Ring Notation also provides an intermediate method to describe the layout of a circuit design. In the Ring Notation as shown in Figure 5.2(b), the 'dashed' line represents the efet while the 'solid' line represents the dfet. The two MESFETs are joined together using metal which is implicit in the ring representation for simplicity. However, it should be noted that the missing geometry will appear when the Ring Notation
is translated into mask layout as shown in Figure 5.2(c). Figure 5.3 illustrates the translation from a two input DCFL nor gate to a Ring Notation layout.

It can be seen from Figures 5.2 and 5.3 that the translation from a circuit to the layout is straightforward using the Ring Notation approach. Ring Notation allows signal paths to be highlighted and the interconnection strategy to be formulated before the design proceeds to a layout. Complex structures can be readily and systematically mapped thus providing an easy translation method from symbolic notation to mask layout and hence ensuring the portability of designs.

(a) The circuit of a DCFL inverter

(b) Ring-Notation

(c) Layout

Figure 5.2 Translation from a DCFL inverter to ring style layout.

(a) The circuit of a two input DCFL nor gate

(b) Ring-Notation

(c) Layout

Figure 5.3 Translation from a two input DCFL nor gate to ring style layout.

From a designers point of view, ring notation methodology is easier to implement than the nMOS style, allowing a straightforward approach to circuit design. Eshraghian [55] also showed that the Ring Notation technique produces circuits with higher speeds than the nMOS style technique, mainly because of the shorter interconnection length of the path. In this sense, the delay incurred by overcrossing capacitance effects is less in ring style layouts. However, for the same circuit, Ring Notation layouts occupy a little more area than nMOS style layouts ([55] Table 1). This can also be seen from

Figure 5.4 which shows a nMOS style two input nor gate (a) [25] side by side with a Ring Notation two input nor gate (b). In this case, the ring style takes 5\% more area than the nMOS style. This situation will get worse for larger circuits, because when the circuit is large and complex, the ring style layout has to use several $V_{d d} / G N D$ bus lines instead of extended transistors along one $V_{d d} / G N D$ bus line. The extra $V_{d d} / G N D$ bus lines occupy extra area.

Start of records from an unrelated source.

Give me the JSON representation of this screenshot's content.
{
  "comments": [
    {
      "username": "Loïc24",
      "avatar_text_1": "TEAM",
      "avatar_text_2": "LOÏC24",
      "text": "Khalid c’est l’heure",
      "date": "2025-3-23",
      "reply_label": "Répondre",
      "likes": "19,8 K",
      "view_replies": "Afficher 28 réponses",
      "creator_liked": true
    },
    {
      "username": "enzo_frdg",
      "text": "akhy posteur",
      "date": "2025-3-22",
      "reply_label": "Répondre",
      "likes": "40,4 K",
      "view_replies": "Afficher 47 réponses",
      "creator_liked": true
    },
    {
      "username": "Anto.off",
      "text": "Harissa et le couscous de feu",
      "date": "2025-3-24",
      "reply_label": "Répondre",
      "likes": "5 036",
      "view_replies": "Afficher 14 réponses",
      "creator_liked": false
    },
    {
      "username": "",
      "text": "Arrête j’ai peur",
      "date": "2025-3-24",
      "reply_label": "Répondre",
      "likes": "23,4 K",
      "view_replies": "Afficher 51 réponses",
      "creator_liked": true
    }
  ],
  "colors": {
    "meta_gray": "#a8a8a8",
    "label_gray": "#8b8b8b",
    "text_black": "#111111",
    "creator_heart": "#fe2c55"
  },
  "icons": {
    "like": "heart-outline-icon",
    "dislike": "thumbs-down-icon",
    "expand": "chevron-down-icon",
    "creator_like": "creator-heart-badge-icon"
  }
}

Figure 5.4 Side-by-side comparison of three styles for a two input nor gate.

In order to maintain the advantage of Ring Notation and at the same time reduce the layout area, a Modified Ring Notation (MRN) has been developed and will be described in the next section.

### 5.2 The New Modified Ring Notation Approach

### 5.2.1 The Modified Ring Notation Layout

The MRN uses the same idea as 'ring notation' or 'ring diagram'. But when translating to the mask layout, the MRN stacks transistors vertically instead of horizontally along the bus lines as shown in Figure 5.4 (c). The layout is more compact, because $e$-mode transistors can share connected vias and no horizontal spacing required between e-mode transistors.

### 5.2.2 The Improvement in Layout Area

For complex circuits, the advantage of MRN over original Ring Notation in terms of area is more obvious. Figure 5.5 shows a full adder implemented by the two ring styles at same scale. Because original ring style lays-out the transistors horizontally alone the $V_{d d} / G N D$ bus lines, it has to use three bus lines to make the layout the desired shape. The extra bus lines and the space between lines occupy a lot of area. In contrast, the modified ring style full adder uses only one $V_{d d} / G N D$ bus line, the transistors are stacked vertically along the bus line. There is no wasted space in the layout. The MRN approach reduces the full adder area by a factor of 3 which is very significant.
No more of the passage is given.